Miami’s real estate-backed mayor reelected, Virginia Key marina lease rejected
Voters rejected ballot measure on no-bid Virginia Key marina lease
Miami Mayor Francis Suarez, who amassed major campaign contributions from the real estate industry, was reelected on Tuesday with nearly 79 percent of the vote.
Voters also rejected a ballot measure that would have authorized the city to waive competitive bidding and move forward with a 75-year lease with Virginia Key Marina’s current operator. Nearly 53 percent of voters rejected the ballot item.

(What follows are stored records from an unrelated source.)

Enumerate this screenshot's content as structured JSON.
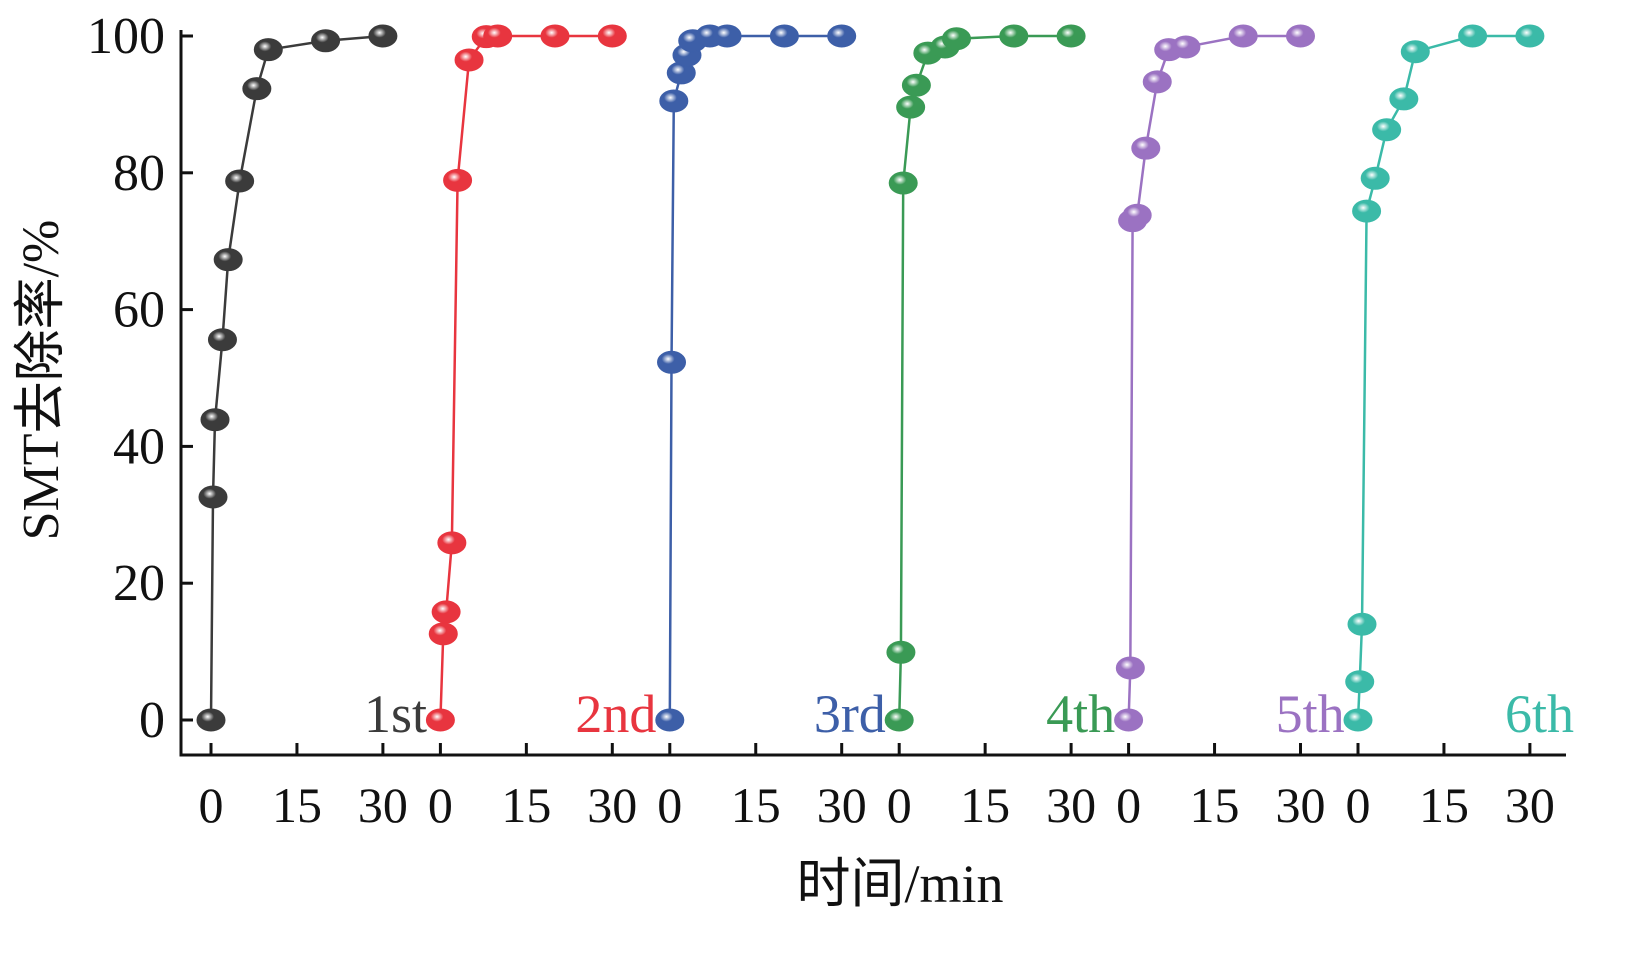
{
  "chart_data": {
    "type": "line",
    "title": "",
    "xlabel": "时间/min",
    "ylabel": "SMT去除率/%",
    "ylim": [
      0,
      100
    ],
    "xlim_per_panel": [
      0,
      30
    ],
    "yticks": [
      "0",
      "20",
      "40",
      "60",
      "80",
      "100"
    ],
    "xticks": [
      "0",
      "15",
      "30"
    ],
    "grid": false,
    "series": [
      {
        "name": "1st",
        "color": "#3b3b3b",
        "x": [
          0,
          0.35,
          0.7,
          2,
          3,
          5,
          8,
          10,
          20,
          30
        ],
        "y": [
          0,
          32.6,
          43.9,
          55.6,
          67.3,
          78.8,
          92.3,
          98,
          99.3,
          100
        ]
      },
      {
        "name": "2nd",
        "color": "#e8353f",
        "x": [
          0,
          0.5,
          1,
          2,
          3,
          5,
          8,
          10,
          20,
          30
        ],
        "y": [
          0,
          12.6,
          15.8,
          25.9,
          78.9,
          96.5,
          99.9,
          100,
          100,
          100
        ]
      },
      {
        "name": "3rd",
        "color": "#3d5fa8",
        "x": [
          0,
          0.3,
          0.7,
          2,
          3,
          4,
          7,
          10,
          20,
          30
        ],
        "y": [
          0,
          52.3,
          90.5,
          94.6,
          97.2,
          99.3,
          100,
          100,
          100,
          100
        ]
      },
      {
        "name": "4th",
        "color": "#3a9a55",
        "x": [
          0,
          0.3,
          0.7,
          2,
          3,
          5,
          8,
          10,
          20,
          30
        ],
        "y": [
          0,
          9.9,
          78.5,
          89.6,
          92.8,
          97.5,
          98.4,
          99.6,
          100,
          100
        ]
      },
      {
        "name": "5th",
        "color": "#9b72c2",
        "x": [
          0,
          0.3,
          0.7,
          1.5,
          3,
          5,
          7,
          10,
          20,
          30
        ],
        "y": [
          0,
          7.6,
          73,
          73.8,
          83.6,
          93.3,
          98,
          98.4,
          100,
          100
        ]
      },
      {
        "name": "6th",
        "color": "#3bbaa8",
        "x": [
          0,
          0.3,
          0.7,
          1.5,
          3,
          5,
          8,
          10,
          20,
          30
        ],
        "y": [
          0,
          5.6,
          14,
          74.4,
          79.2,
          86.3,
          90.8,
          97.7,
          100,
          100
        ]
      }
    ]
  }
}
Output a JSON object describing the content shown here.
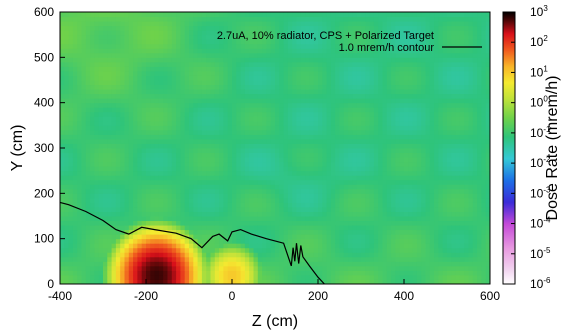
{
  "chart_data": {
    "type": "heatmap",
    "title": "",
    "xlabel": "Z (cm)",
    "ylabel": "Y (cm)",
    "xlim": [
      -400,
      600
    ],
    "ylim": [
      0,
      600
    ],
    "x_ticks": [
      "-400",
      "-200",
      "0",
      "200",
      "400",
      "600"
    ],
    "y_ticks": [
      "0",
      "100",
      "200",
      "300",
      "400",
      "500",
      "600"
    ],
    "colorbar": {
      "label": "Dose Rate (mrem/h)",
      "scale": "log",
      "range_exponents": [
        -6,
        3
      ],
      "tick_exponents": [
        3,
        2,
        1,
        0,
        -1,
        -2,
        -3,
        -4,
        -5,
        -6
      ],
      "base": "10"
    },
    "legend": {
      "placement": "top-right",
      "entries": [
        {
          "label": "2.7uA, 10% radiator, CPS + Polarized Target",
          "style": "none"
        },
        {
          "label": "1.0 mrem/h contour",
          "style": "line",
          "color": "#000000"
        }
      ]
    },
    "contour": {
      "name": "1.0 mrem/h contour",
      "level_mrem_per_h": 1.0,
      "points": [
        [
          -400,
          180
        ],
        [
          -380,
          175
        ],
        [
          -340,
          160
        ],
        [
          -300,
          140
        ],
        [
          -270,
          120
        ],
        [
          -240,
          110
        ],
        [
          -210,
          125
        ],
        [
          -180,
          120
        ],
        [
          -130,
          112
        ],
        [
          -95,
          100
        ],
        [
          -70,
          80
        ],
        [
          -45,
          105
        ],
        [
          -30,
          110
        ],
        [
          -10,
          95
        ],
        [
          0,
          115
        ],
        [
          20,
          120
        ],
        [
          45,
          110
        ],
        [
          80,
          100
        ],
        [
          120,
          90
        ],
        [
          138,
          40
        ],
        [
          142,
          80
        ],
        [
          146,
          50
        ],
        [
          150,
          90
        ],
        [
          155,
          45
        ],
        [
          160,
          85
        ],
        [
          165,
          60
        ],
        [
          180,
          40
        ],
        [
          200,
          15
        ],
        [
          215,
          0
        ]
      ]
    },
    "hotspots": [
      {
        "z": -175,
        "y": 20,
        "log10_dose": 2.8,
        "spread_z": 70,
        "spread_y": 70
      },
      {
        "z": 0,
        "y": 20,
        "log10_dose": 1.0,
        "spread_z": 55,
        "spread_y": 55
      }
    ],
    "background_log10_dose": -1.2
  }
}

Together with his political action committee, Suarez raised more than $6 million, a bulk of which came from out-of-state donors. The pro-development mayor has been pitching Miami as a hub for major tech and finance firms for roughly a year, courting major tech investors and promoting his connections on social media.

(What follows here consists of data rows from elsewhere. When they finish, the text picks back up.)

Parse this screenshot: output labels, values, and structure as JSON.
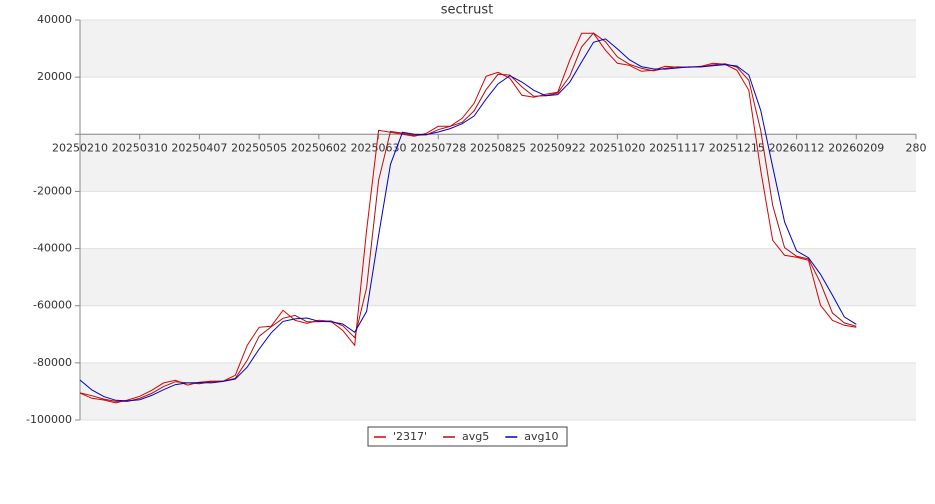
{
  "chart_data": {
    "type": "line",
    "title": "sectrust",
    "x": [
      0,
      4,
      8,
      12,
      16,
      20,
      24,
      28,
      32,
      36,
      40,
      44,
      48,
      52,
      56,
      60,
      64,
      68,
      72,
      76,
      80,
      84,
      88,
      92,
      96,
      100,
      104,
      108,
      112,
      116,
      120,
      124,
      128,
      132,
      136,
      140,
      144,
      148,
      152,
      156,
      160,
      164,
      168,
      172,
      176,
      180,
      184,
      188,
      192,
      196,
      200,
      204,
      208,
      212,
      216,
      220,
      224,
      228,
      232,
      236,
      240,
      244,
      248,
      252,
      256,
      260
    ],
    "series": [
      {
        "name": "'2317'",
        "color": "#dd0000",
        "values": [
          -90600,
          -92400,
          -93000,
          -94000,
          -93000,
          -91700,
          -89600,
          -87000,
          -86100,
          -87800,
          -86800,
          -86400,
          -86400,
          -84350,
          -73850,
          -67550,
          -67200,
          -61600,
          -65100,
          -66150,
          -65100,
          -65450,
          -68600,
          -73850,
          -33600,
          1400,
          700,
          0,
          -700,
          350,
          2800,
          2800,
          5600,
          10850,
          20300,
          21700,
          19600,
          13650,
          12950,
          14000,
          14700,
          25900,
          35350,
          35350,
          29400,
          24850,
          24150,
          22050,
          22400,
          23800,
          23450,
          23450,
          23800,
          24850,
          24500,
          22400,
          15400,
          -12600,
          -37100,
          -42350,
          -43050,
          -44100,
          -59850,
          -65100,
          -66850,
          -67550
        ]
      },
      {
        "name": "avg5",
        "color": "#aa1111",
        "values": [
          -90500,
          -91500,
          -92700,
          -93500,
          -93500,
          -92400,
          -90700,
          -88300,
          -86600,
          -87000,
          -87300,
          -86600,
          -86400,
          -85400,
          -79100,
          -70700,
          -67400,
          -64400,
          -63400,
          -65600,
          -65600,
          -65300,
          -67000,
          -71200,
          -53700,
          -16100,
          1000,
          400,
          -400,
          -200,
          1600,
          2800,
          4200,
          8200,
          15600,
          21000,
          20700,
          16600,
          13300,
          13500,
          14400,
          20300,
          30600,
          35400,
          32400,
          27100,
          24500,
          23100,
          22200,
          23100,
          23600,
          23500,
          23600,
          24300,
          24700,
          23500,
          18900,
          1400,
          -24900,
          -39700,
          -42700,
          -43600,
          -52000,
          -62500,
          -66000,
          -67200
        ]
      },
      {
        "name": "avg10",
        "color": "#0000cc",
        "values": [
          -86000,
          -89500,
          -91800,
          -93100,
          -93300,
          -92900,
          -91400,
          -89400,
          -87600,
          -87000,
          -86900,
          -87000,
          -86500,
          -85700,
          -81500,
          -75200,
          -69500,
          -65500,
          -64600,
          -64300,
          -65500,
          -65600,
          -66400,
          -69300,
          -62000,
          -35400,
          -10500,
          700,
          0,
          -100,
          800,
          2000,
          3700,
          6400,
          12300,
          17600,
          20500,
          18300,
          15400,
          13500,
          13900,
          18200,
          25300,
          32200,
          33400,
          29900,
          26100,
          23700,
          22900,
          22800,
          23200,
          23600,
          23600,
          24000,
          24400,
          23900,
          20800,
          8400,
          -11400,
          -30700,
          -40800,
          -43200,
          -49000,
          -56300,
          -63900,
          -66500
        ]
      }
    ],
    "xlim": [
      0,
      280
    ],
    "xticks": [
      {
        "value": 0,
        "label": "20250210"
      },
      {
        "value": 20,
        "label": "20250310"
      },
      {
        "value": 40,
        "label": "20250407"
      },
      {
        "value": 60,
        "label": "20250505"
      },
      {
        "value": 80,
        "label": "20250602"
      },
      {
        "value": 100,
        "label": "20250630"
      },
      {
        "value": 120,
        "label": "20250728"
      },
      {
        "value": 140,
        "label": "20250825"
      },
      {
        "value": 160,
        "label": "20250922"
      },
      {
        "value": 180,
        "label": "20251020"
      },
      {
        "value": 200,
        "label": "20251117"
      },
      {
        "value": 220,
        "label": "20251215"
      },
      {
        "value": 240,
        "label": "20260112"
      },
      {
        "value": 260,
        "label": "20260209"
      },
      280
    ],
    "ylim": [
      -100000,
      40000
    ],
    "yticks": [
      40000,
      20000,
      {
        "value": 0,
        "label": null
      },
      -20000,
      -40000,
      -60000,
      -80000,
      -100000
    ],
    "grid": true,
    "legend": "bottom"
  }
}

Suarez, who was expected to be reelected, ran against Maxwell Martinez, Marie Exantus, Frank Pichel and Anthony Dutrow. Major donors to Suarez’s PAC, called Miami For Everyone, included David Edelstein’s TriStar Management, Chetrit Group, Property Markets Group, Ugo Colombo’s CMC Group, Moishe Mana’s Mana Group, Douglas Elliman parent company Vector Group, and others.
Commissioner Joe Carollo, a controversial figure who also collected a significant amount of cash from the real estate industry, was reelected as well, with 64 percent of the vote.
Miami voters rejected the Virginia Key no-bid lease with Biscayne Marina Partners LLC. Less than a month ago, Virginia Key LLC, a partnership between Miami Beach-based RCI Marine and Dallas-based Suntex Marinas, sued Miami-Dade Elections Supervisor Christina White, the city of Miami and Biscayne Marine, which is led by the current operator Rickenbacker Marina Inc., over the redevelopment proposal.
Competing developers have engaged in a vicious, yearslong fight to lease the city-owned 27-acre Virginia Key site at 3301 Rickenbacker Causeway.
In the lawsuit filed in October, the MCI and Suntex partnership alleged the Miami City Commission showed “blatant and illegal favoritism” in awarding a multimillion-dollar marina redevelopment proposal to its competitor, which was subject to voters’ approval.
Biscayne Marine Partners proposed reconstructing the marina on Virginia Key into a mixed-use marina campus with slips, a dry dock boat storage facility, stores, restaurants and fueling facilities.